LEGISLATION: Paying for Natural Resource Damages

What does the Exxon Valdez $1.1 billion cleanup settlement have in common with the solid waste industry? This massive judgment resulted from the Natural Resource Damages Assessment (NRDA) statute - a law that also can directly affect refuse businesses.

NRDA allows the government to collect damages for injury, destruction or loss of natural resources. These assessments pay to restore or replenish wildlife habitats, marshes, beaches, rivers, etc. Damages typically are assessed by a contingent valuation, which measures the passive uses - such as the public's enjoyment - of the environment.

NRDA also represents a potential source for financial losses.

Today, NRDA is being used for all types of environmental damage, and awards have gained momentum, although its legislative future remains in question.

Customarily, natural resource damages are viewed as the difference between the natural resource in its pristine condition and its condition after the damage, and includes the cleanup, the value of lost use of the resource and the assessment cost.

The Department of the Interior (DOI), Washington, D.C., defines NRDA under the Comprehensive Environmental Response, Compensation and Liability Act (CERCLA) and establishes NRDA procedures for assessing damages caused by the release of hazardous wastes. This process identifies alternatives for restoring affected resources and/or acquiring equivalent resources.

These procedures consist of four phases:

* Preassessment. During this phase it's determined whether assessment actions are warranted.

* Assessment Plan. This involves ensuring reasonable assessment costs are incurred. Also, a plan is created describing the procedures to determine the extent of injury.

* Assessment. The three steps in assessment are: (1) determination of injury; (2) quantification; and (3) determination of damage.

* Post-Assessment. A monetary value is calculated.

Prior to 1992, damages were assessed at the lesser of restoration costs or by lost use values without restoration. In Ohio v. Department of Interior, 880 F.2d 432 (D.C. Cir. 1992), environmental groups challenged existing regulations, asserting that CERCLA would require levying damages to restore, replace or acquire the equivalent of injured resources in every case. The case resulted in the DOI revising NRDA regulations to establish the importance of restoration costs over lost use values, and to include the loss of passive use values. However, concerns remain on whether restoration costs or replacing natural resource are sufficient. In many situations, complete restoration or replacement is not possible.
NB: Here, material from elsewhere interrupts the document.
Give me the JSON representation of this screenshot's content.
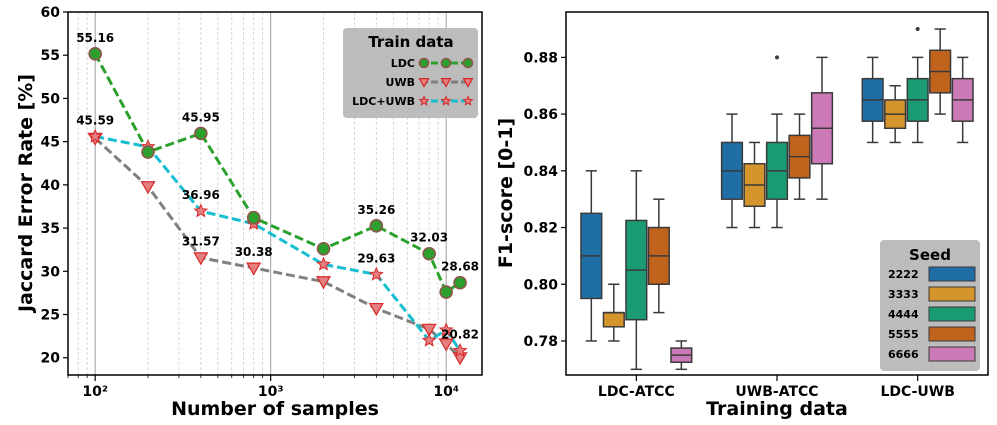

For example, when lost wildlife cannot be immediately replaced and, even where full restoration is possible, the public suffers the loss of enjoying the resource.

Thus, while all compensatory sums recovered are used to restore, replace or acquire equivalent natural resources, CERCLA explicitly allows for compensation in excess of actual damages as well.

Consider the case of a municipal wastewater treatment facility that accidentally released raw sewage from a pump station into a major waterway. Because of a line break, approximately 10 million gallons of raw sewage overflowed into the creek adjoining the pump station.

Two years later, state authorities issued a NRDA of nearly $200,000 against the municipality. The state also imposed a $50,000 penalty on the municipality and assessed fish kills and loss of recreational use of the creek at $200,000.

To satisfy the NRDA, the municipality performed a supplemental environmental project. The state determined that the most suitable project was a wetlands restoration.

The final construction of the wetlands restoration project totaled approximately $80,000, which was accepted in lieu of the initial $200,000 NRDA.

Considering the potential for significant NRDA claims, companies should work with their insurers to develop effective cost-containment strategies. Also, it's important to review your insurance policy's language to determine how your insurer would address NRDA claims. By paying attention to remediation plans, regulatory compliance and risk management, significant reductions in the financial risks of NRDA claims can be made.